The 40-year-old Kipchoge will be regarded as an underdog in London after finishing 10th in the Tokyo Marathon in March of last year and dropping out of the Olympic Games in Paris in August. But the 2016 and 2021 Olympic champion did run 2:02:42 in winning his fifth Berlin Marathon title in 2023 after he had placed sixth in the Boston Marathon earlier in the year.
Jacob Kiplimo of Uganda is another runner to watch as the two-time defending World cross country champion will be making his eagerly-anticipated marathon debut after slashing a whopping 48 seconds off the world record in the half marathon when he ran 56:42 in Barcelona in February.

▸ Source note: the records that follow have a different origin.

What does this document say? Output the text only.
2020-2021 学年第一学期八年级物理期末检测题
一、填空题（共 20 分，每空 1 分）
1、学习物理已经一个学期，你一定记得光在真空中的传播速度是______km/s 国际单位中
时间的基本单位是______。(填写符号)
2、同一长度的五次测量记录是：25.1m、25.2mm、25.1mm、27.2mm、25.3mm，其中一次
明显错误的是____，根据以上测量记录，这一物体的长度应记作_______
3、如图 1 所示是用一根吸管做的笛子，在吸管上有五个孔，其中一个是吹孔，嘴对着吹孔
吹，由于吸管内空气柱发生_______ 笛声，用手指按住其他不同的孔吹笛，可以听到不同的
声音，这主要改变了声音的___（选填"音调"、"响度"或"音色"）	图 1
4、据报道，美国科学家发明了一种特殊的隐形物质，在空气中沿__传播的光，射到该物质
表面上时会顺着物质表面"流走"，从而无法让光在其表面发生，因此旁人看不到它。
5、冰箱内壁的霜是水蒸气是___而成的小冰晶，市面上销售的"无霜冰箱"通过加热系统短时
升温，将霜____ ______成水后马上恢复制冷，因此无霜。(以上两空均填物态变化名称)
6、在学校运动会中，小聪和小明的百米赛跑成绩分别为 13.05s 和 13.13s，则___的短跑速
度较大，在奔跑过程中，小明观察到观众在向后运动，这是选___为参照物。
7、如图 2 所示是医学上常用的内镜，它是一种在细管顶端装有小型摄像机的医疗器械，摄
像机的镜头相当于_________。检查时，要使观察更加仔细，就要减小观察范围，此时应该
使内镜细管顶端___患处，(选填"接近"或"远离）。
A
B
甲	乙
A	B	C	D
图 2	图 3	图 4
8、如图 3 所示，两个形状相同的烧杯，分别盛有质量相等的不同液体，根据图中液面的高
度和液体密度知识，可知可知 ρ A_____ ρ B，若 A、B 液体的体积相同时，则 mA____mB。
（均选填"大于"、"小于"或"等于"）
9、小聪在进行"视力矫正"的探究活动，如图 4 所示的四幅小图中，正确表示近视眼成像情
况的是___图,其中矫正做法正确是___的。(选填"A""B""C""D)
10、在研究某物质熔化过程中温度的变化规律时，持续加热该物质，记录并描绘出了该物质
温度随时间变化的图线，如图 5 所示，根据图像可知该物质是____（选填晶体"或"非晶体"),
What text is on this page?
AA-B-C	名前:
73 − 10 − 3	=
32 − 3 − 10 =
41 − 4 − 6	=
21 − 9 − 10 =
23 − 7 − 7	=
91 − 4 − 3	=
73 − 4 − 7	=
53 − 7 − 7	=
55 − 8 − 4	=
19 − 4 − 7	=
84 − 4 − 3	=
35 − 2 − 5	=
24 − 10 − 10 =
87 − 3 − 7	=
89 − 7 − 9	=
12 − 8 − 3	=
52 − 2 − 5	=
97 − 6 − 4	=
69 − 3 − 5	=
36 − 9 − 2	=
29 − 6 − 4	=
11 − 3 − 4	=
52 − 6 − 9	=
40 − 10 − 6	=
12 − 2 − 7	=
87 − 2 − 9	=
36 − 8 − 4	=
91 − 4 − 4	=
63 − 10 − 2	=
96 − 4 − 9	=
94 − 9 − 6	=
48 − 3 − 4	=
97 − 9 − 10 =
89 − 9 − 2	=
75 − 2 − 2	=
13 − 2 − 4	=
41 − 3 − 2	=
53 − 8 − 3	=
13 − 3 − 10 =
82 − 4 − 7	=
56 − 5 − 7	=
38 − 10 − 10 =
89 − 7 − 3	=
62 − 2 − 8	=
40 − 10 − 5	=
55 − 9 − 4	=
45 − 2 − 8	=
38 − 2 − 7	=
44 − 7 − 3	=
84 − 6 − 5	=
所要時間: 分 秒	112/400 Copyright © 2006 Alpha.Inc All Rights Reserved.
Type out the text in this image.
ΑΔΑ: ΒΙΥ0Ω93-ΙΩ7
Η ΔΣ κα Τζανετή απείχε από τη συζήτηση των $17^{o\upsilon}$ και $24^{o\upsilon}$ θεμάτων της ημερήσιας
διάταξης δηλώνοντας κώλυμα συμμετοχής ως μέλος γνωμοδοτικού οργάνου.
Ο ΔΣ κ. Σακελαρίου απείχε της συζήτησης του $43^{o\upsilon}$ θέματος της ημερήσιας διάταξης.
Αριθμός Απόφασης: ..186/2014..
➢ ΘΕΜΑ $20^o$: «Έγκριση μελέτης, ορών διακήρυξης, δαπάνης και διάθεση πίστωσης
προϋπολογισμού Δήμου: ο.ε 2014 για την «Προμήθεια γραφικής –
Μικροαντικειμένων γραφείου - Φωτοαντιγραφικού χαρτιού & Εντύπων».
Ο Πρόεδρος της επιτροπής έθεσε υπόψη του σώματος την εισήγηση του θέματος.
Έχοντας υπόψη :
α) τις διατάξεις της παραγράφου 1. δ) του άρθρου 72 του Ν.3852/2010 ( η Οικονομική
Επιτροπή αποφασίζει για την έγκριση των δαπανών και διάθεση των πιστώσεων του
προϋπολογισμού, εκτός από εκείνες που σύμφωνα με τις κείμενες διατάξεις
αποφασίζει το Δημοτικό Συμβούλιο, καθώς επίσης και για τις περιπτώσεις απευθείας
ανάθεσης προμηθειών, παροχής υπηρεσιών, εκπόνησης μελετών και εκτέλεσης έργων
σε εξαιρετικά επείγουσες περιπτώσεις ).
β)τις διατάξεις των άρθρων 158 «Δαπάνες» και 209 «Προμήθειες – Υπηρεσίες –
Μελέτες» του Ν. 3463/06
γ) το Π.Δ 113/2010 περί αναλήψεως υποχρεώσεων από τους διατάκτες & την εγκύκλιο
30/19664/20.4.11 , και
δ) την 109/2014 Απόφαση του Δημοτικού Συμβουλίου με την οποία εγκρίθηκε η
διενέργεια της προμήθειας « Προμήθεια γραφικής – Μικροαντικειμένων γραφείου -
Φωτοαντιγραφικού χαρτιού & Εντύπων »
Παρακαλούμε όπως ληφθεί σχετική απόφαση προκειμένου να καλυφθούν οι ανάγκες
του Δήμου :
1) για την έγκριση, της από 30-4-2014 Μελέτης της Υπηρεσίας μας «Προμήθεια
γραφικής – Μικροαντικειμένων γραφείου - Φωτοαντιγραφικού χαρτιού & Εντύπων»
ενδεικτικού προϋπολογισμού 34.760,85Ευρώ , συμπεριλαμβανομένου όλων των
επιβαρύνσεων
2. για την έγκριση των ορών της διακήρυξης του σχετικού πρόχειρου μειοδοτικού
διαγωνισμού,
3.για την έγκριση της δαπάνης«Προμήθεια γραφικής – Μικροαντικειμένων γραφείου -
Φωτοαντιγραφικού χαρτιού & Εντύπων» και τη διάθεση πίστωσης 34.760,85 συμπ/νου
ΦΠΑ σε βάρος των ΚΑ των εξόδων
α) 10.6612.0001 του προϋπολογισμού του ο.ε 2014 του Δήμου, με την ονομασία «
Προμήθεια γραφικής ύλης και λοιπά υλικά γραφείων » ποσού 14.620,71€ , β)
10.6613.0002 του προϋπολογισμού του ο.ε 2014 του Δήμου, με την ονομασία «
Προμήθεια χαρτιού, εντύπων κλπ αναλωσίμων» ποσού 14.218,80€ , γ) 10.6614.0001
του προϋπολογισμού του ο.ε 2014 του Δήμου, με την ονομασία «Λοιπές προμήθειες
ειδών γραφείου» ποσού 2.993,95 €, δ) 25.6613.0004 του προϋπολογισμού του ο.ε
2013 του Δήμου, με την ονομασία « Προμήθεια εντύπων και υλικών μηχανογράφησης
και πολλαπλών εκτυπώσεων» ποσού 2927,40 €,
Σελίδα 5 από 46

The women’s race will include Hassan and former world record-holder Tigst Assefa of Ethiopia, who staged a stirring duel in the final stages of the Olympic marathon in Paris before Hassan emerged victorious.
They are also the second- and third-fastest women in history as Assefa has run 2:11:53 and Hassan has clocked 2:13:44.
Assefa placed second in the London Marathon last year prior to her silver-winning performance in Paris.
Two of the other top entrants are Joyciline Jepkosgei of Kenya, who ran 2:16:24 to place third in London last year, and Megertu Alemu of Ethiopia, who finished fourth in 2:16:34.
The women’s race suffered two big losses in the last couple of weeks when Kenyans Ruth Chepngetich and Peres Jepchirchir withdrew due to health issues.
Chepngetich had crushed Assefa’s world record when she ran 2:09:56 in the Chicago Marathon last October and 2021 Olympic champion Jepchirchir had run 2:16:16 in winning in London last year.
Subscribers to Flotrack can watch the event, with the livestream starting at 3:45 a.m., Eastern Daylight Time, on Sunday.